One of his most famous works is of composer Igor Stravinsky sitting off to the side of a grand piano. Stravinsky’s tiny head is in the corner of the picture, which is dominated by the piano. Another memorable portrait is that of the German industrialist Alfred Krupp.

Born in Manhattan on 3 March 1918, Newman grew up in Atlantic City and Miami showing an early interest and aptitude for art from childhood. He began to study drawing and painting at age 12 and later enrolled at the University of Miami as an art student focusing on painting.

The bleak economic conditions of the Depression forced him to leave school early, but he found a job as an assistant at a Philadelphia photography studio.

Newman began his 62-year career in 1938, and his portraits of American presidents, British leaders, and global celebrities such as Pablo Picasso, Igor Stravinsky, Raphael Soyer, Piet Mondrian, Marc Chagall, Max Ernst, Marilyn Monroe, Woody Allen, Ronald Reagan, Truman Capote and Georgia O'Keefe, have resulted in many awards, exhibitions and books on his work. He has photographed every U.S. president since Truman and many were also his private clients, including Nixon, John F. Kennedy, and Lyndon Johnson. His photography has been exhibited at the Philadelphia Museum of Art, the Metropolitan Museum of Art in New York, The Art Institute of Chicago, and the National Portrait Gallery and the Victoria & Albert Museum in London.

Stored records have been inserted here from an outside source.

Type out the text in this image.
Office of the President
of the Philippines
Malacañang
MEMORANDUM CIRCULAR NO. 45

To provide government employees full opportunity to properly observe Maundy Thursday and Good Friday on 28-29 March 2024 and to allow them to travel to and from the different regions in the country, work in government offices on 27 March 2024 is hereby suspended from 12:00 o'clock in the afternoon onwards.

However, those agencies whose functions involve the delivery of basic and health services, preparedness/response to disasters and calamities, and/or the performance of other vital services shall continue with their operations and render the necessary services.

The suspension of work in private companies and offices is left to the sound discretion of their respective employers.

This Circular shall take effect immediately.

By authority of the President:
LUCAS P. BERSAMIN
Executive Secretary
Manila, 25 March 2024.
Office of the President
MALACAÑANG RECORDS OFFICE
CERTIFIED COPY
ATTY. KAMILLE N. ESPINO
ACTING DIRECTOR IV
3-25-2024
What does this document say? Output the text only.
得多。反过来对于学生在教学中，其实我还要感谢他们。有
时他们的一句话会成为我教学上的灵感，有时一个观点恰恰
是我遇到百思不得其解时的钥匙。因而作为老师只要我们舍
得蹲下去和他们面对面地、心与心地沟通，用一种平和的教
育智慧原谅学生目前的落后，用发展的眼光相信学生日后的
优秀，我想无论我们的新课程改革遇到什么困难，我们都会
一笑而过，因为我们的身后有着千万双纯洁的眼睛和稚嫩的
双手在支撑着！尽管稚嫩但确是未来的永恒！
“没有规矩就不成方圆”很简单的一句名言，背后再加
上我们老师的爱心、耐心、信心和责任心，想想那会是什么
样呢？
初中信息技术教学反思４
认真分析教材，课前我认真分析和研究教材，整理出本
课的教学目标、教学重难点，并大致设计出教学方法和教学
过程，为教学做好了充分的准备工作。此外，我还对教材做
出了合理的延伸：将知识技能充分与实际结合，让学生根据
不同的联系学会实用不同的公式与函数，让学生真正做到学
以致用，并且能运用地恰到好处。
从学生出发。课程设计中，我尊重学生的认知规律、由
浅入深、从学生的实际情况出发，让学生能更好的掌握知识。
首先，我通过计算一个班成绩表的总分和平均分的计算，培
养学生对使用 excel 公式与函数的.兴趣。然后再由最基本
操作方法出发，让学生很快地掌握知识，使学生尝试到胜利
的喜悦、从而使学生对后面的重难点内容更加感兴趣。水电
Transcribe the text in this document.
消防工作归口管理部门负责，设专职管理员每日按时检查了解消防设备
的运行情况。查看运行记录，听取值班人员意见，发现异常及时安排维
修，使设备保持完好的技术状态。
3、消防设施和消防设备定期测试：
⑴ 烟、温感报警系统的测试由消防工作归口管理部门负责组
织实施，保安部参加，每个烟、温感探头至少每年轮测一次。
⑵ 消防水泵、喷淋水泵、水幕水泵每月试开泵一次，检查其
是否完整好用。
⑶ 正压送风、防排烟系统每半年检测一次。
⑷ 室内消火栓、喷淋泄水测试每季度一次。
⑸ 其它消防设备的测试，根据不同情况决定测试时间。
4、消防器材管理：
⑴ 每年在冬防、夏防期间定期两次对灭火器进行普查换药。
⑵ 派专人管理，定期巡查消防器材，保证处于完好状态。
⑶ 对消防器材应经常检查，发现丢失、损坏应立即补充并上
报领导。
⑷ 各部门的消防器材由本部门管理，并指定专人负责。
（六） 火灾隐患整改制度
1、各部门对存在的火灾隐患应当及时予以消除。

Newman had been an important contributor to publications such as The New Yorker, Vogue, Vanity Fair, Life, Look, Esquire, Holiday, Harpers Bazaar, Travel and Leisure, Town and Country, Scientific American and many others. Newman was the recipient of seven honorary doctorates and had been the subject of numerous television documentaries and interviews. He won numerous awards, including the American Society of Media Photographers Lifetime Achievement in Photography.